До света металась Даша в постели. Побыла и любимой, и разлюбленной, и счастливой, и опозоренной. За ночь пережила полжизни, а утром встала бледная, печальная, гладко причесала волосы, надела темное платьице — не то вдова, не то монашка.
Веруша проснулась и не узнала подруги.
— Ну что, Дашута? Что ты какая? На что решилась?
— Не след мне встречаться с ним. Будем мы с тобой Двоечки. — Обняла Верушу, прижалась холодной, бледной щекой. — Учиться поступим с осени. Будем добиваться самостоятельной жизни. Придет срок, выпишем маму, тогда уж нам вовсе станет хорошо.
На следующий день Сережа снова наспех в обеденный перерыв перекусил у станка, но Витя Синенький с независимым видом пошел обедать.
— Вить, фрезу и шарошку надо делать! — окликнул Сережа.
— Какие фрезы-шарошки?
— Для обработки кокиля.

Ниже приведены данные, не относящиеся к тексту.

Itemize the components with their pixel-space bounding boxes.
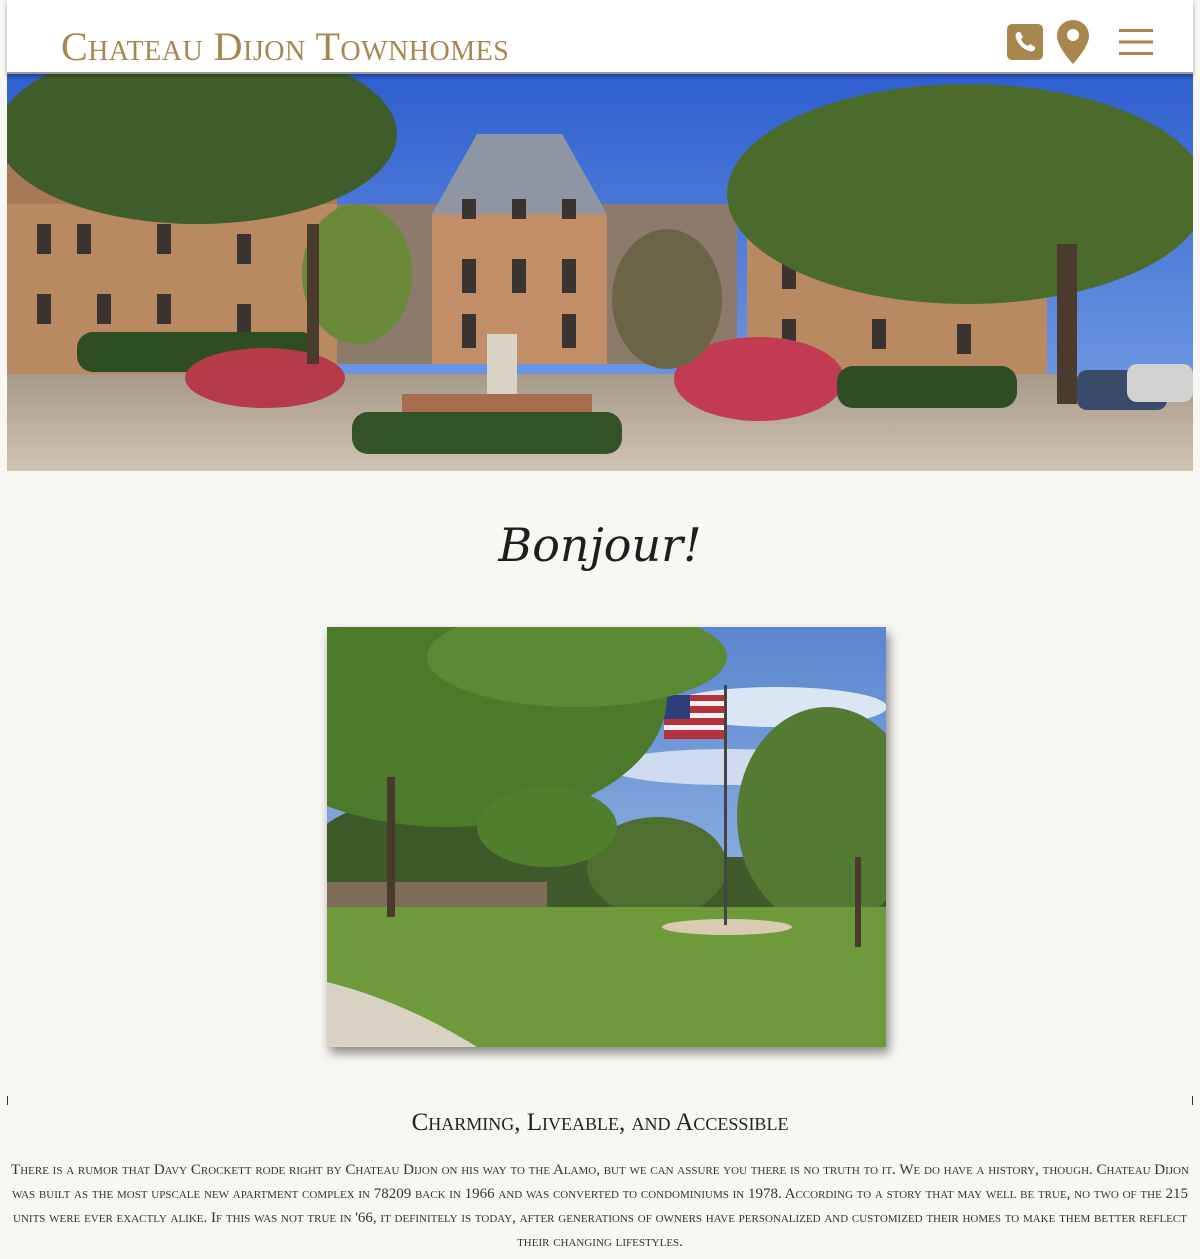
greeting-heading: Bonjour!	[498, 518, 702, 572]
hamburger-menu-icon[interactable]	[1119, 29, 1153, 55]
map-pin-icon[interactable]	[1057, 20, 1089, 64]
hero-panorama-image	[7, 74, 1193, 471]
flag-lawn-photo	[327, 627, 886, 1047]
header-icons	[1007, 20, 1153, 64]
phone-icon[interactable]	[1007, 24, 1043, 60]
divider-tick-right	[1192, 1096, 1193, 1105]
intro-paragraph: There is a rumor that Davy Crockett rode…	[11, 1162, 1189, 1250]
section-title: Charming, Liveable, and Accessible	[411, 1109, 789, 1136]
divider-tick-left	[7, 1096, 8, 1105]
site-header: Chateau Dijon Townhomes	[7, 0, 1193, 74]
site-title[interactable]: Chateau Dijon Townhomes	[61, 22, 509, 72]
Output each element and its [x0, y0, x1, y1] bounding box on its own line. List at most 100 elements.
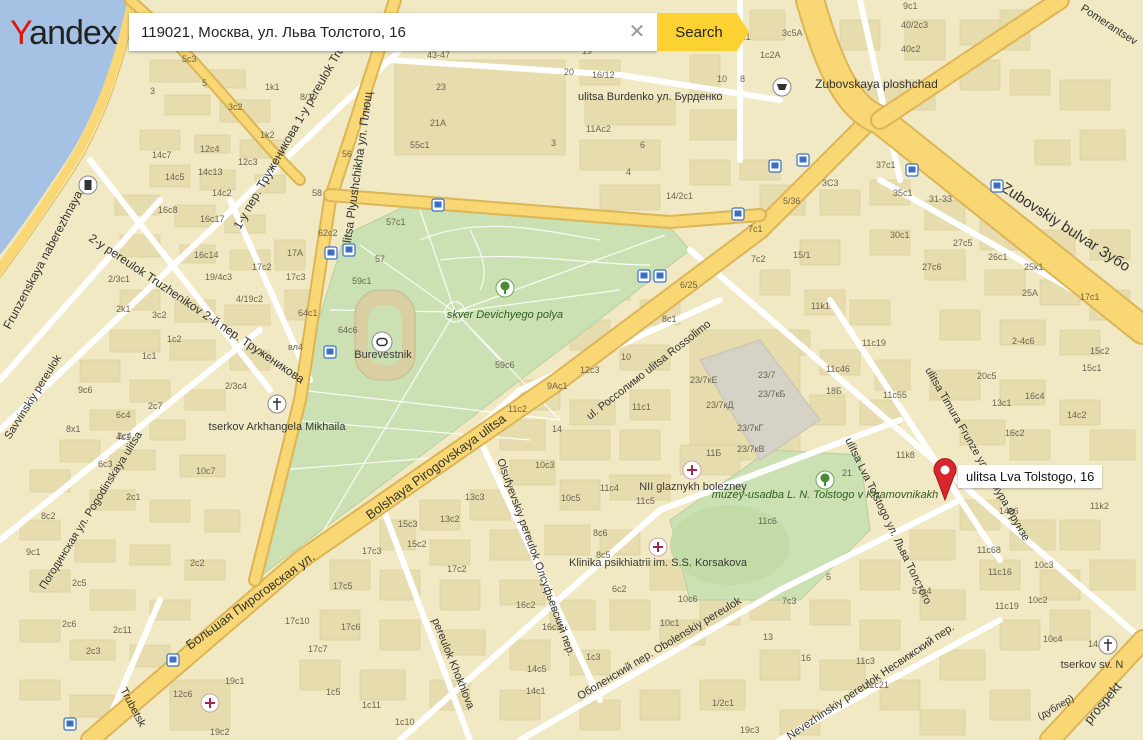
tree-icon[interactable]: [495, 278, 515, 298]
building-number: 11c19: [862, 338, 886, 348]
building-number: 23/7кГ: [737, 423, 763, 433]
tree-icon[interactable]: [815, 470, 835, 490]
building-number: 57c4: [912, 586, 932, 596]
bus-stop-icon[interactable]: [768, 159, 782, 173]
building-number: 11c21: [865, 680, 889, 690]
search-clear-icon[interactable]: ✕: [627, 22, 647, 42]
building-number: 16c2: [1005, 428, 1025, 438]
building-number: 13: [763, 632, 773, 642]
building-number: 17c5: [333, 581, 353, 591]
bus-stop-icon[interactable]: [166, 653, 180, 667]
building-number: 57c1: [386, 217, 406, 227]
building-number: 25k1: [1024, 262, 1044, 272]
building-number: 11c6: [758, 516, 777, 526]
building-number: 23/7кЕ: [690, 375, 717, 385]
building-number: 2c3: [86, 646, 101, 656]
poi-label-clinic: Klinika psikhiatrii im. S.S. Korsakova: [569, 557, 748, 569]
bus-stop-icon[interactable]: [990, 179, 1004, 193]
bus-stop-icon[interactable]: [796, 153, 810, 167]
building-number: 16c17: [200, 214, 225, 224]
building-number: 10c7: [196, 466, 216, 476]
building-number: 59c1: [352, 276, 372, 286]
building-number: 1c2: [167, 334, 182, 344]
building-number: 14c5: [527, 664, 547, 674]
street-label: Zubovskaya ploshchad: [815, 77, 938, 91]
map-canvas[interactable]: Frunzenskaya naberezhnaya 2-y pereulok T…: [0, 0, 1143, 740]
building-number: 14c13: [198, 167, 223, 177]
building-number: 8/1: [300, 92, 313, 102]
building-number: 62c2: [318, 228, 338, 238]
building-number: 1c2A: [760, 50, 781, 60]
building-number: 15c1: [1082, 363, 1102, 373]
bus-stop-icon[interactable]: [731, 207, 745, 221]
building-number: 6c4: [116, 410, 131, 420]
building-number: 20: [564, 67, 574, 77]
building-number: 25A: [1022, 288, 1038, 298]
building-number: 2c2: [190, 558, 205, 568]
building-number: 20c5: [977, 371, 997, 381]
building-number: 11c4: [600, 483, 619, 493]
building-number: 17c6: [341, 622, 361, 632]
bus-stop-icon[interactable]: [653, 269, 667, 283]
logo-initial: Y: [10, 14, 30, 52]
yandex-logo[interactable]: Yandex: [10, 14, 118, 53]
building-number: 14: [552, 424, 562, 434]
building-number: 27c5: [953, 238, 973, 248]
building-number: 3c2: [152, 310, 167, 320]
shop-icon[interactable]: [772, 77, 792, 97]
building-number: 1c1: [142, 351, 157, 361]
building-number: 16/12: [592, 70, 615, 80]
building-number: 19c2: [210, 727, 230, 737]
fuel-icon[interactable]: [78, 175, 98, 195]
building-number: 19c1: [225, 676, 245, 686]
building-number: 13c3: [465, 492, 485, 502]
building-number: 3c5A: [782, 28, 803, 38]
church-icon[interactable]: [267, 394, 287, 414]
building-number: 1k1: [265, 82, 280, 92]
building-number: 59c6: [495, 360, 515, 370]
poi-label-church: tserkov Arkhangela Mikhaila: [209, 421, 347, 433]
building-number: 35c1: [893, 188, 913, 198]
building-number: 3C3: [822, 178, 839, 188]
church-icon[interactable]: [1098, 635, 1118, 655]
building-number: 8: [740, 74, 745, 84]
pin-address-label[interactable]: ulitsa Lva Tolstogo, 16: [958, 465, 1103, 488]
bus-stop-icon[interactable]: [905, 163, 919, 177]
building-number: 17c7: [308, 644, 328, 654]
building-number: 10: [717, 74, 727, 84]
bus-stop-icon[interactable]: [431, 198, 445, 212]
building-number: 1k2: [260, 130, 275, 140]
search-button[interactable]: Search: [657, 13, 737, 51]
building-number: 43-47: [427, 50, 450, 60]
building-number: 14c2: [1067, 410, 1087, 420]
building-number: 1c5: [326, 687, 341, 697]
building-number: 15c2: [407, 539, 427, 549]
building-number: 21A: [430, 118, 446, 128]
stadium-icon[interactable]: [371, 331, 393, 353]
cross-icon[interactable]: [682, 460, 702, 480]
building-number: 11Б: [706, 448, 721, 458]
cross-icon[interactable]: [200, 693, 220, 713]
bus-stop-icon[interactable]: [637, 269, 651, 283]
building-number: 16c2: [516, 600, 536, 610]
building-number: 11c68: [977, 545, 1001, 555]
building-number: 11c55: [883, 390, 907, 400]
building-number: 8c1: [662, 314, 677, 324]
cross-icon[interactable]: [648, 537, 668, 557]
building-number: 10c1: [660, 618, 680, 628]
building-number: 2c5: [72, 578, 87, 588]
building-number: 8c6: [593, 528, 608, 538]
building-number: 15c2: [1090, 346, 1110, 356]
building-number: 12c3: [580, 365, 600, 375]
bus-stop-icon[interactable]: [324, 246, 338, 260]
building-number: 11k1: [811, 301, 830, 311]
building-number: 2-4c6: [1012, 336, 1035, 346]
search-input[interactable]: [129, 13, 621, 51]
bus-stop-icon[interactable]: [323, 345, 337, 359]
building-number: 7c2: [751, 254, 766, 264]
building-number: 17A: [287, 248, 303, 258]
building-number: 16c4: [1025, 391, 1045, 401]
building-number: 10: [621, 352, 631, 362]
bus-stop-icon[interactable]: [342, 243, 356, 257]
bus-stop-icon[interactable]: [63, 717, 77, 731]
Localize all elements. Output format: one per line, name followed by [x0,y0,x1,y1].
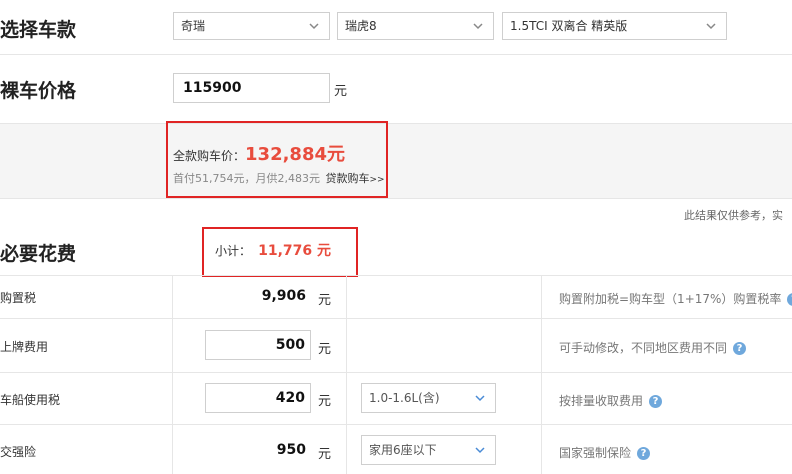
divider [0,275,792,276]
compulsory-insurance-value: 950 [276,442,306,458]
question-circle-icon[interactable]: ? [787,293,792,306]
compulsory-insurance-label: 交强险 [0,445,37,459]
bare-price-value: 115900 [183,80,242,96]
registration-fee-input[interactable]: 500 [205,330,311,360]
series-select[interactable]: 瑞虎8 [337,12,494,40]
registration-fee-note: 可手动修改，不同地区费用不同? [559,339,747,356]
displacement-select-value: 1.0-1.6L(含) [369,391,440,405]
brand-select-value: 奇瑞 [181,19,206,33]
divider [0,123,792,124]
full-price-panel [0,124,792,198]
required-fees-title: 必要花费 [0,243,77,265]
registration-fee-unit: 元 [318,342,332,357]
brand-select[interactable]: 奇瑞 [173,12,330,40]
divider [0,424,792,425]
divider [0,54,792,55]
vehicle-tax-input[interactable]: 420 [205,383,311,413]
highlight-box-full-price [166,121,388,198]
divider [0,372,792,373]
column-divider [172,275,173,474]
purchase-tax-note: 购置附加税=购车型（1+17%）购置税率? [559,290,792,307]
highlight-box-subtotal [202,227,358,277]
compulsory-insurance-unit: 元 [318,447,332,462]
question-circle-icon[interactable]: ? [649,395,663,408]
bare-price-unit: 元 [334,84,348,99]
chevron-down-icon [309,23,319,30]
divider [0,198,792,199]
vehicle-tax-note: 按排量收取费用? [559,392,663,409]
displacement-select[interactable]: 1.0-1.6L(含) [361,383,496,413]
disclaimer-text: 此结果仅供参考，实 [684,209,783,222]
seat-count-select[interactable]: 家用6座以下 [361,435,496,465]
model-select-value: 1.5TCI 双离合 精英版 [510,19,628,33]
chevron-down-icon [473,23,483,30]
vehicle-tax-value: 420 [275,390,305,406]
chevron-down-icon [475,395,485,402]
compulsory-insurance-note: 国家强制保险? [559,444,651,461]
column-divider [541,275,542,474]
bare-price-input[interactable]: 115900 [173,73,330,103]
purchase-tax-note-text: 购置附加税=购车型（1+17%）购置税率 [559,292,782,306]
registration-fee-value: 500 [275,337,305,353]
purchase-tax-unit: 元 [318,293,332,308]
vehicle-tax-label: 车船使用税 [0,393,61,407]
model-select[interactable]: 1.5TCI 双离合 精英版 [502,12,727,40]
divider [0,318,792,319]
chevron-down-icon [475,447,485,454]
vehicle-tax-note-text: 按排量收取费用 [559,394,644,408]
compulsory-insurance-note-text: 国家强制保险 [559,446,632,460]
chevron-down-icon [706,23,716,30]
vehicle-tax-unit: 元 [318,394,332,409]
seat-count-select-value: 家用6座以下 [369,443,437,457]
question-circle-icon[interactable]: ? [637,447,651,460]
purchase-tax-label: 购置税 [0,291,37,305]
registration-fee-note-text: 可手动修改，不同地区费用不同 [559,341,728,355]
bare-price-title: 裸车价格 [0,80,77,102]
registration-fee-label: 上牌费用 [0,340,49,354]
question-circle-icon[interactable]: ? [733,342,747,355]
purchase-tax-value: 9,906 [261,288,306,304]
select-car-title: 选择车款 [0,19,77,41]
series-select-value: 瑞虎8 [345,19,377,33]
column-divider [346,275,347,474]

Вчера же договорились! Ты что, позабыл?
— А!.. — Лукавые глаза забегали, потом глянули прямо. — Ладно. Давай начистоту. Я тебя, Сугроб, люблю и помогал по дружбе и по-комсомольски. И вперед не отказываюсь. Только брюхо своего просит! Смотри, какой я тощий! Мне нельзя третий день без обеда! Ты бери в оборот Кондрашку. Вон он какой боров! Кондрат, а Кондрат, — оперативно обернулся Витя к Кондрату, — сделай для Сугроба шарошку.
— Какую еще шарошку?
— Он тебе скажет, какую. Кокиль отрабатывать. Специальную. А то «друг», «друг»! Как ты друга уважил?
— А ты?
— Бона! Я два дня не обедал, гулять не ходил! На меня Тоська ругается!
Сергей оскорбился:
— Хватит вам торговаться. Обойдусь! Кондрат неожиданно оборвал Синенького!
— Ну и сделаю ему шарошку! Без твоего звона! Они остались после работы и дотемна провозились с новой фрезой и шарошкой. Когда Сергей брал из своего шкафа инструмент, Мефодич сказал ему:
— Шел бы ты, Серега, домой.
Он говорил ласково, но в последнее время появилась у Сергея болезненная обидчивость.
— Что гонишь? Мешаю я тебе?
— Взвился! Не мешаешь ты мне, а жалко тебя. Глядел я вчера на твою отливку. Пустая это занятия! Когда ты головку или фрезу делал, разве я худое говорил? Что фреза, что головка — это наше коренное. А тут за что взялся? В кокиль лить! Да разве ты литейщик? Инженеры-литейщики и то не берутся одолеть модель.
— Потерпи еще малость! — попросил Сережа.